Boris’ Plan to Rebuild Revealed (sort of)!

Boris’ Plan to Rebuild Revealed (sort of)!

Following on from Boris’ much criticised announcement yesterday evening, the Government have today published more detailed guidance titled “OUR PLAN TO REBUILD: The UK Government’s COVID-19 recovery strategy”.

I have copied and pasted the key points from an employment perspective below, but in short, if employees can work from home they should continue to do so, and where that is not possible, employees “should” travel to work if their workplace is open. The guidance goes on to state that the following workplaces “should be open” – food production, construction, manufacturing, logistics, distribution and scientific research in laboratories, with 4 July being the earliest date that the likes of hairdressers and the hospitality sector will open.

Instructing businesses to re-open and for employees to attend their place of work is bound to lead to concerns over further spread of the virus, as well as tough decisions for both business owners and employees. I am anticipating increased levels of friction between employers requiring their employees to attend, and employees refusing to do the same. If you are thinking of reopening your business, or inviting employees to return, you will need to be mindful of ensuring you have provided a safe place to work and that your staffing ratios remain profitable. If as a business owner you are considering reduced hours, enforced homeworking and/or redundancies, our fixed price Post-Lockdown Business Survival Kits may be of interest.

The difficulty for employees, is that seemingly, the decision to open rests with the business owner and employees are being told that they “should attend”. If you were hoping for a detailed analysis of whether a business should re-open then you will be sadly disappointed. Other than commenting on the types of businesses that cannot open until at least 1 June or 4 July, the guidance on the workplace is limited to the following:


For the foreseeable future, workers should continue to work from home rather than their normal physical workplace, wherever possible. This will help minimise the number of social contacts across the country and therefore keep transmissions as low as possible. All those who work are contributing taxes that help pay for the healthcare provision on which the UK relies. People who are able to work at home make it possible for people who have to attend workplaces in person to do so while minimising the risk of overcrowding on transport and in public places.

All workers who cannot work from home should travel to work if their workplace is open. Sectors of the economy that are allowed to be open should be open, for example this includes food production, construction, manufacturing, logistics, distribution and scientific research in laboratories. The only exceptions to this are those workplaces such as hospitality and non-essential retail which during this first step the Government is requiring to remain closed.

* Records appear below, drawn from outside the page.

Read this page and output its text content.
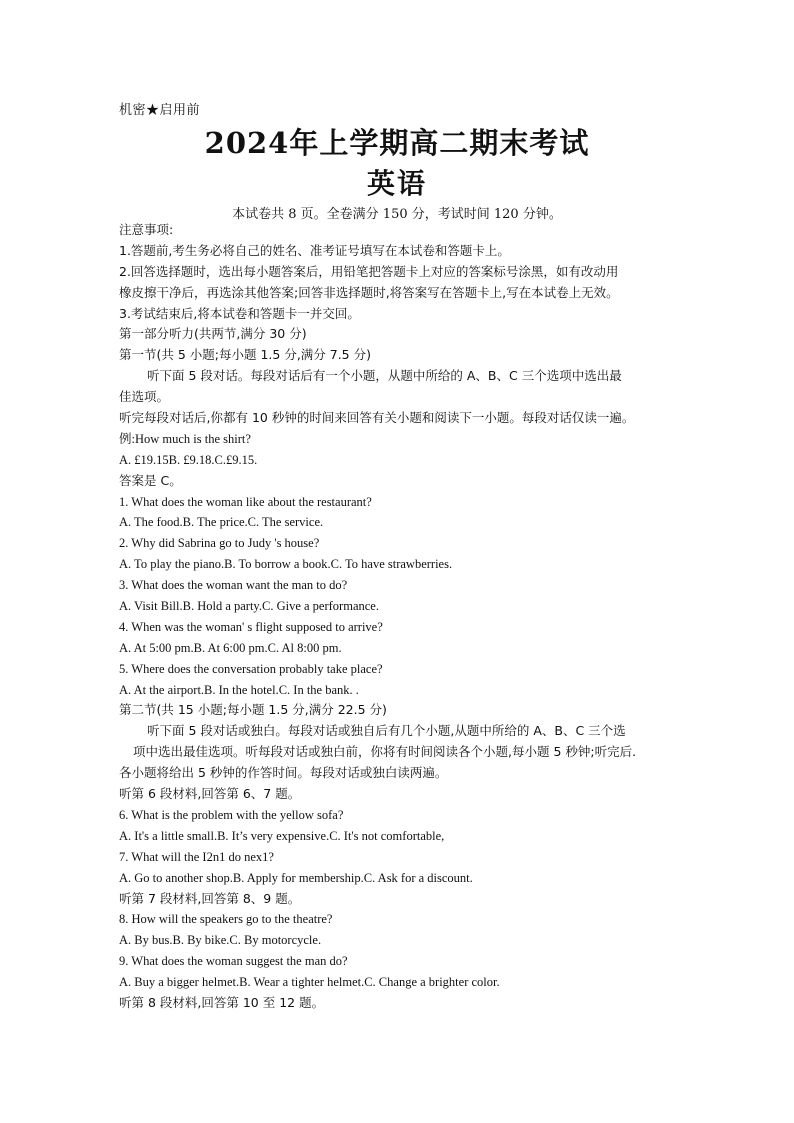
机密★启用前
2024年上学期高二期末考试
英语
本试卷共 8 页。全卷满分 150 分，考试时间 120 分钟。
注意事项:
1.答题前,考生务必将自己的姓名、准考证号填写在本试卷和答题卡上。
2.回答选择题时，选出每小题答案后，用铅笔把答题卡上对应的答案标号涂黑，如有改动用
橡皮擦干净后，再选涂其他答案;回答非选择题时,将答案写在答题卡上,写在本试卷上无效。
3.考试结束后,将本试卷和答题卡一并交回。
第一部分听力(共两节,满分 30 分)
第一节(共 5 小题;每小题 1.5 分,满分 7.5 分)
听下面 5 段对话。每段对话后有一个小题，从题中所给的 A、B、C 三个选项中选出最
佳选项。
听完每段对话后,你都有 10 秒钟的时间来回答有关小题和阅读下一小题。每段对话仅读一遍。
例:How much is the shirt?
A. £19.15B. £9.18.C.£9.15.
答案是 C。
1. What does the woman like about the restaurant?
A. The food.B. The price.C. The service.
2. Why did Sabrina go to Judy 's house?
A. To play the piano.B. To borrow a book.C. To have strawberries.
3. What does the woman want the man to do?
A. Visit Bill.B. Hold a party.C. Give a performance.
4. When was the woman' s flight supposed to arrive?
A. At 5:00 pm.B. At 6:00 pm.C. Al 8:00 pm.
5. Where does the conversation probably take place?
A. At the airport.B. In the hotel.C. In the bank. .
第二节(共 15 小题;每小题 1.5 分,满分 22.5 分)
听下面 5 段对话或独白。每段对话或独自后有几个小题,从题中所给的 A、B、C 三个选
项中选出最佳选项。听每段对话或独白前，你将有时间阅读各个小题,每小题 5 秒钟;听完后.
各小题将给出 5 秒钟的作答时间。每段对话或独白读两遍。
听第 6 段材料,回答第 6、7 题。
6. What is the problem with the yellow sofa?
A. It's a little small.B. It’s very expensive.C. It's not comfortable,
7. What will the I2n1 do nex1?
A. Go to another shop.B. Apply for membership.C. Ask for a discount.
听第 7 段材料,回答第 8、9 题。
8. How will the speakers go to the theatre?
A. By bus.B. By bike.C. By motorcycle.
9. What does the woman suggest the man do?
A. Buy a bigger helmet.B. Wear a tighter helmet.C. Change a brighter color.
听第 8 段材料,回答第 10 至 12 题。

As soon as practicable, workplaces should follow the new “COVID-19 Secure” guidelines, as set out in the previous chapter, which will be published this week. These will ensure the risk of infection is as low as possible, while allowing as many people as possible to resume their livelihoods.

It remains the case that anyone who has symptoms, however mild, or is in a household where someone has symptoms, should not leave their house to go to work. Those people should self- isolate, as should those in their households.

Please click here to see the full plan

In the House of Commons this afternoon, pressure was applied on Boris to provide further clarification on which workplaces should open, but he ambiguously stated that workplaces should only open if they are “covid-secure” and “social distancing could be observed”.

Further Guidance on workplaces will be released later this evening while guidance on public transport will follow, but in the meantime employers and employees are being forced to take uncomfortable decisions. Indeed, Boris added to the ambiguity by clarifying that individuals “should” wear face masks when using public transport (and other crowded spaces) but that it was not compulsory.